Portabilité des droits de retraite complémentaire : le Parlement atténue les propositions de la Commission
Le projet sur la portabilité des droits à la retraite complémentaire (ou "pension"), jugé essentiel par la Commission pour l’amélioration de la mobilité des travailleurs, a été amendé par la commission Emploi du Parlement européen sur la base du rapport de Ria Oomen-Ruijten (PPE-DE), adopté le 21 mars 2007. Ce projet ne verra le jour que si le rapport est adopté en première lecture lors de la plénière du 23 mai 2007. L’accord politique sur la position commune est attendu au Conseil pour le 30 mai.
Le projet sur la portabilité des droits à la retraite complémentaire (ou « pension »), jugé essentiel par la Commission pour l’amélioration de la mobilité des travailleurs, a été amendé par la commission Emploi du Parlement européen sur la base du rapport de Ria Oomen-Ruijten (PPE-DE), adopté le 21 mars 2007. Ce projet ne verra le jour que si le rapport est adopté en première lecture lors de la plénière du 23 mai 2007. L’accord politique sur la position commune est attendu au Conseil pour le 30 mai.
En Bref :
Lorsque les travailleurs se déplacent d’un pays à l’autre, ils conservent leurs droits de retraite statutaires (ou nationaux). Cependant, ils perdent souvent leurs droits à des régimes de pension complémentaire, tels que les contrats d’assurance groupe, les régimes par répartition conclus par les branches entières ou les secteurs, les régimes par capitalisation ou les ’promesses de retraite’.
La Commission considère cette perte financière pour les travailleurs mobiles comme un obstacle à la mobilité des travailleurs. La mobilité étant un droit fondamental des travailleurs au sein de l’UE, qui pourrait contribuer à résoudre une grande partie des problèmes que les marchés du travail rencontrent, la Commission a proposé, en octobre 2005, une directive relative à l’amélioration de la portabilité des droits à pension complémentaire.
La proposition de directive a mis l’accent sur la portabilité, définie comme « la possibilité d’acquérir et de conserver des droits à pension en cas de mobilité professionnelle ». Elle comprend trois grands domaines, à savoir les conditions d’acquisition, la préservation des droits à pension dormants et la transférabilité des droits acquis (désignant « le transfert d’un régime vers un autre d’un capital représentant les droits à pension acquis »).
Au Parlement européen, la proposition de directive a fait l’objet de débat, principalement en raison des critiques émanant des entreprises, selon lesquelles le système de la Commission les obligerait à payer des pensions complémentaires pour les travailleurs mobiles. Les députés européens ont présenté plus de 200 amendements, dont la plupart portent sur cette préoccupation. La rapporteuse néerlandaise Ria Oomen-Ruijten a négocié un ensemble de 30 amendements de compromis, que les deux principaux groupes, le sien (PPE-DE de centre-droit) et le PSE (socialistes), ont en grande partie retenu.

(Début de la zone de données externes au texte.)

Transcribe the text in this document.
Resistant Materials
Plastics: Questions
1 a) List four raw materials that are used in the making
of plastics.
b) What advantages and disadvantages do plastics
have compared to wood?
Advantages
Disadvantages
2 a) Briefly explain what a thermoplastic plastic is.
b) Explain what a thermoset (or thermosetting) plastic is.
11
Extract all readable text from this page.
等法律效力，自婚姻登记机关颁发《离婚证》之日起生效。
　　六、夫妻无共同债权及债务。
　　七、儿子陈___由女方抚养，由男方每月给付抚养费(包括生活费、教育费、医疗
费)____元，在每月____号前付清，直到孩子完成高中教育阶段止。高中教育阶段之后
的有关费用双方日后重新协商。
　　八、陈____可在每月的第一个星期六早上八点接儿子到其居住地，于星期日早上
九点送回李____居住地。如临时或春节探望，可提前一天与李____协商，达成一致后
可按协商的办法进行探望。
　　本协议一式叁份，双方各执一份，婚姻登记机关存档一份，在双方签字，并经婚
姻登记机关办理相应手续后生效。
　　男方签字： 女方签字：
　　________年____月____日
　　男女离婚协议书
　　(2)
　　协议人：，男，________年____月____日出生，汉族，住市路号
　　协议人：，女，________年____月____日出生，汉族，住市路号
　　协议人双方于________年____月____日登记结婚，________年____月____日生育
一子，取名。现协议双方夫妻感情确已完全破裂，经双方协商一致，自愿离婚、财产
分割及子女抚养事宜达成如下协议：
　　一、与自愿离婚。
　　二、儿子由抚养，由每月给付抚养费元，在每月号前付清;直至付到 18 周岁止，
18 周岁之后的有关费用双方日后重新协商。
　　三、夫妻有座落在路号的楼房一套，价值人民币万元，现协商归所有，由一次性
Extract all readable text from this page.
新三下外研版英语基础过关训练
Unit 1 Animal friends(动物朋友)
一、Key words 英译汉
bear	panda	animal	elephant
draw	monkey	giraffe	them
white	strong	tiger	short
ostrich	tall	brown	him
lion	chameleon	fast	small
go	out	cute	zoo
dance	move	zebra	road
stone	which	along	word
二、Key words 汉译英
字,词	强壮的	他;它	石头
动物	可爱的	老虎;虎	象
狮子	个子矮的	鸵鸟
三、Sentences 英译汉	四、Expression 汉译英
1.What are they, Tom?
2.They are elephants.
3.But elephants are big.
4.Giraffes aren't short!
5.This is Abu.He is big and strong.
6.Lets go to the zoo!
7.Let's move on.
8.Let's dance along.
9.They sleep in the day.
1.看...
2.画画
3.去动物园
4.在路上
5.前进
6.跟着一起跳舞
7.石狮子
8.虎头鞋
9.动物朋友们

Les amendements adoptés émettent des réserves concernant le champ d’action de la directive sur les régimes de pension « établis conformément à la législation et la pratique nationales et liés à une relation de travail, destinés à servir une pension complémentaire à des travailleurs salariés ». Ils précisent que la directive n’aura pas d’effet rétroactif et ne s’appliquera pas aux régimes qui ont cessé d’accepter de nouveaux affiliés, aux régimes de garantie d’insolvabilité et aux procédures de liquidation.
La directrice des affaires sociales et de la politique de l’emploi au sein de l’association européenne des PME, Liliane Volozinskis, a déclaré : » La commission parlementaire a pris une décision très importante en supprimant toute référence à la portabilité. La proposition originale de la Commission européenne était totalement inexploitable, ignorant la complexité et les difficultés liées au transfert de droits d’un pays à un autre, sans parler des aspects fiscaux que cela comporte ».
La session plénière du Parlement doit adopter la proposition de directive le 23 mai 2007. La présidence allemande a déjà signalé son intention d’édulcorer le projet de la Commission.